トクヤマ、マレーシアのポリシリコン工場売却
太陽光から完全撤退
日本の太陽光発電業界から主要企業が去った。経営再建中のトクヤマだ。9月下旬、同社は太陽電池原料のポリシリコンを生産するマレーシア工場を韓国OCIに約100億円で売却すると発表。事実上、太陽光発電からの撤退を決めた。
トクヤマは、苛性ソーダ、塩ビなどを生産する大手化学メーカーで、半導体用の超高純度ポリシリコンでは世界に名だたるメーカーだ。太陽電池向けのポリシリコンも、2007年頃までは、米ヘムロックセミコンダクター、独ワッカーケミー、米MEMCエレクトロニクス、米RECシリコンと肩を並べ、5大メーカーの1社に名を連ねていた。
07年頃から太陽電池向けポリシリコンの需要が急速に拡大したが、メーカーは増産リスクを懸念し、半導体向けに供給するポリシリコンの一部を太陽電池に供給する程度にとどめ、太陽電池向けポリシリコンの工場建設にはなかなか踏み切らなかった。ポリシリコンメーカーは半導体の需要サイクルと設備投資のタイミングが合わず、何度も辛酸をなめてきたからだ。
ただ、メーカーが増産を渋っていたために、やがてポリシリコンの市況が高騰。08年頃にはスポット価格が㎏あたり100米ドルを優に超え、一時は400米ドルまで暴騰する。そこで、大手メーカーは太陽電池メーカーやシリコンウエハメーカーなどとポリシリコンの長期契約を結んでリスクをヘッジし、増産に踏み切った。
しかし、慎重なトクヤマは出遅れ、結局太陽電池向け専用工場への投資を決めたのは09年に入ってからだった。この頃になると、ポリシリコンの市況も落ち着き、トクヤマは「マレーシアに関して長期契約はほとんど結べなかった」(トクヤマ広報部)のである。
それでもトクヤマは09年8月にマレーシア・サラワク州ビンツル市北東のサマラジュ工業団地に約200万㎡の敷地を確保し、工場の運営会社として100%子会社のトクヤママレーシアを設立。11年2月には約800億円投じて年産能力6200tの第1期プラントの工事を開始した。11年には年産能力1万3800tの第2期プラントの建設も決め、12年2月に着工している。第1期、第2期合わせて投資額は2100億円にのぼっており、まさに社運をかけた一大プロジェクトを敢行したのだ。

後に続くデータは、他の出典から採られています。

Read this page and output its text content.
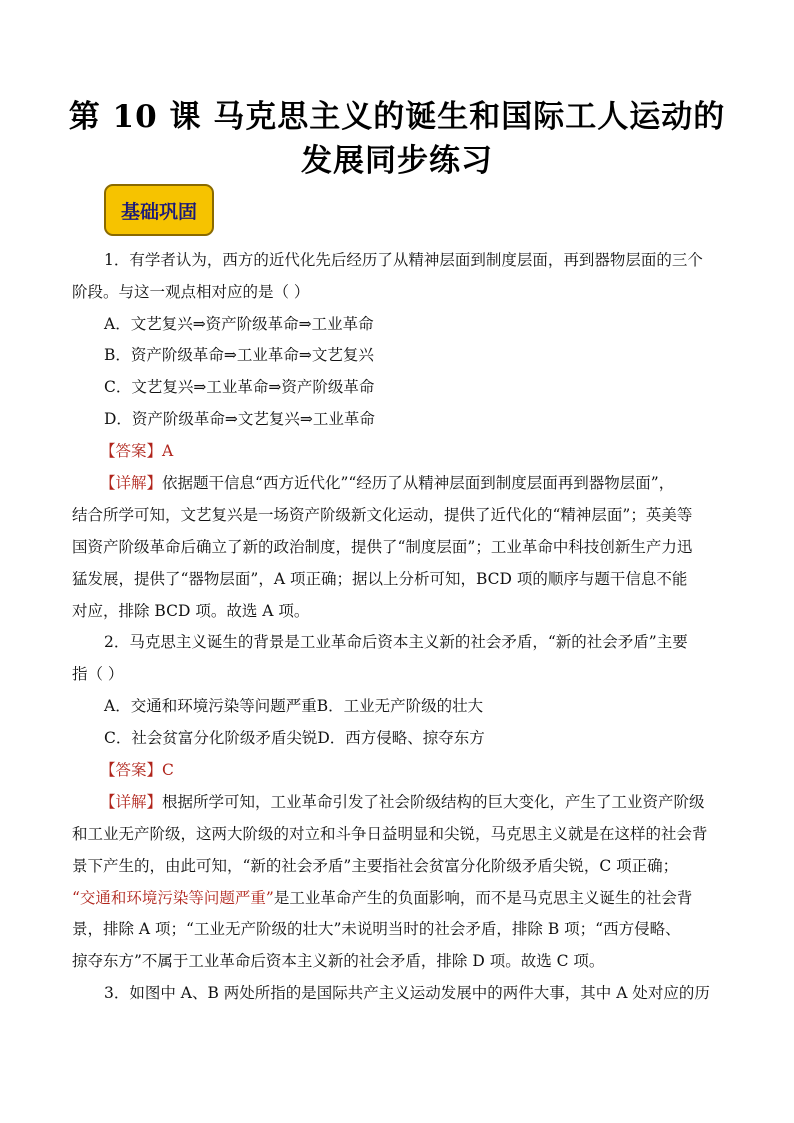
第 10 课 马克思主义的诞生和国际工人运动的
发展同步练习
基础巩固
1．有学者认为，西方的近代化先后经历了从精神层面到制度层面，再到器物层面的三个
阶段。与这一观点相对应的是（ ）
A．文艺复兴⇒资产阶级革命⇒工业革命
B．资产阶级革命⇒工业革命⇒文艺复兴
C．文艺复兴⇒工业革命⇒资产阶级革命
D．资产阶级革命⇒文艺复兴⇒工业革命
【答案】A
【详解】依据题干信息“西方近代化”“经历了从精神层面到制度层面再到器物层面”，
结合所学可知，文艺复兴是一场资产阶级新文化运动，提供了近代化的“精神层面”；英美等
国资产阶级革命后确立了新的政治制度，提供了“制度层面”；工业革命中科技创新生产力迅
猛发展，提供了“器物层面”，A 项正确；据以上分析可知，BCD 项的顺序与题干信息不能
对应，排除 BCD 项。故选 A 项。
2．马克思主义诞生的背景是工业革命后资本主义新的社会矛盾，“新的社会矛盾”主要
指（ ）
A．交通和环境污染等问题严重B．工业无产阶级的壮大
C．社会贫富分化阶级矛盾尖锐D．西方侵略、掠夺东方
【答案】C
【详解】根据所学可知，工业革命引发了社会阶级结构的巨大变化，产生了工业资产阶级
和工业无产阶级，这两大阶级的对立和斗争日益明显和尖锐，马克思主义就是在这样的社会背
景下产生的，由此可知，“新的社会矛盾”主要指社会贫富分化阶级矛盾尖锐，C 项正确；
“交通和环境污染等问题严重”是工业革命产生的负面影响，而不是马克思主义诞生的社会背
景，排除 A 项；“工业无产阶级的壮大”未说明当时的社会矛盾，排除 B 项；“西方侵略、
掠夺东方”不属于工业革命后资本主义新的社会矛盾，排除 D 项。故选 C 项。
3．如图中 A、B 两处所指的是国际共产主义运动发展中的两件大事，其中 A 处对应的历
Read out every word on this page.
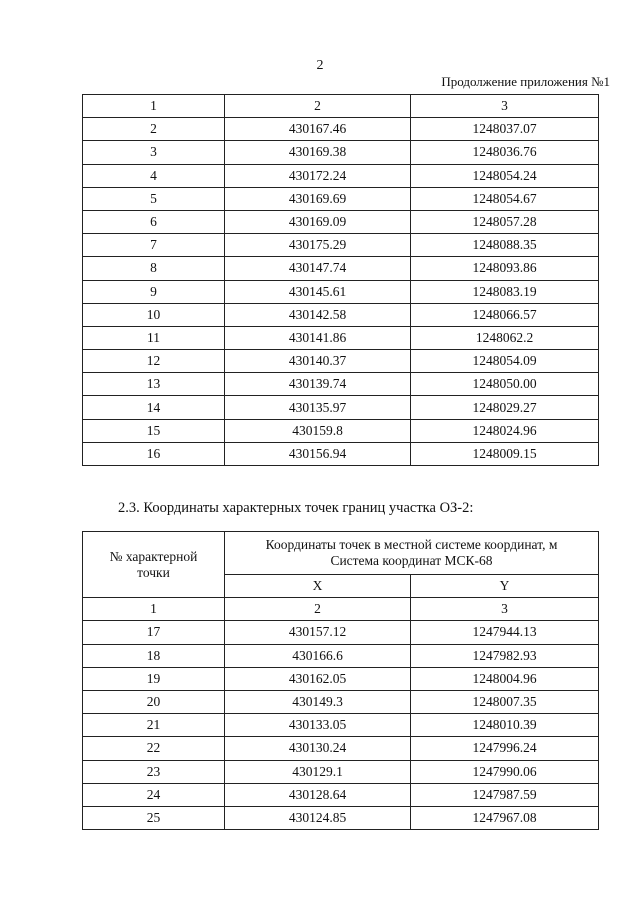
2
Продолжение приложения №1
1	2	3
2	430167.46	1248037.07
3	430169.38	1248036.76
4	430172.24	1248054.24
5	430169.69	1248054.67
6	430169.09	1248057.28
7	430175.29	1248088.35
8	430147.74	1248093.86
9	430145.61	1248083.19
10	430142.58	1248066.57
11	430141.86	1248062.2
12	430140.37	1248054.09
13	430139.74	1248050.00
14	430135.97	1248029.27
15	430159.8	1248024.96
16	430156.94	1248009.15
2.3. Координаты характерных точек границ участка ОЗ-2:
№ характерной
точки	Координаты точек в местной системе координат, м
Система координат МСК-68	

	X	Y
1	2	3
17	430157.12	1247944.13
18	430166.6	1247982.93
19	430162.05	1248004.96
20	430149.3	1248007.35
21	430133.05	1248010.39
22	430130.24	1247996.24
23	430129.1	1247990.06
24	430128.64	1247987.59
25	430124.85	1247967.08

12年5月当時、幸後和壽社長は、「第1期プラントで生産したポリシリコンはn型単結晶シリコン向けに㎏単価40〜45米ドルで販売していく。第二期プラントでは、安価で競争力のある汎用型のポリシリコンを生産していく」と語っていた。
当時の幸後社長の読みでは、第1期プラントが稼働する13年時のポリシリコン相場は45米ドル、第2期プラントが稼働する14年でも同40米ドル程度で推移すると想定していた。
ところがこれは大誤算だった。工場が完成するまでにポリシリコンの市況が暴落。09年頃、長期契約の比較的安い取引価格でも㎏単価60米ドル程度だったものが、中国や韓国の新興メーカーによる相次ぐ増産によって供給量が急増。11年から価格が下落し、12年後半には20米ドル以下まで落ち込んだのである。
12年後半には第1期プラントを半導体向けに出荷すると方針を転換し、13年に完工。翌14年には第2期プラントも完成させたが、もはや投資回収の目途が立たなかった。
トクヤマは14年度に第1期プラントの減損などで653億円の最終赤字に。翌15年度は第2期プラントをほぼ全額減損処理し、1005億円の最終赤字に沈んだ。結局2100億円もの巨費をかけて建設したマレーシア工場を一度も本格稼働させないまま、わずか100億円でOCIに売却することになったのだ。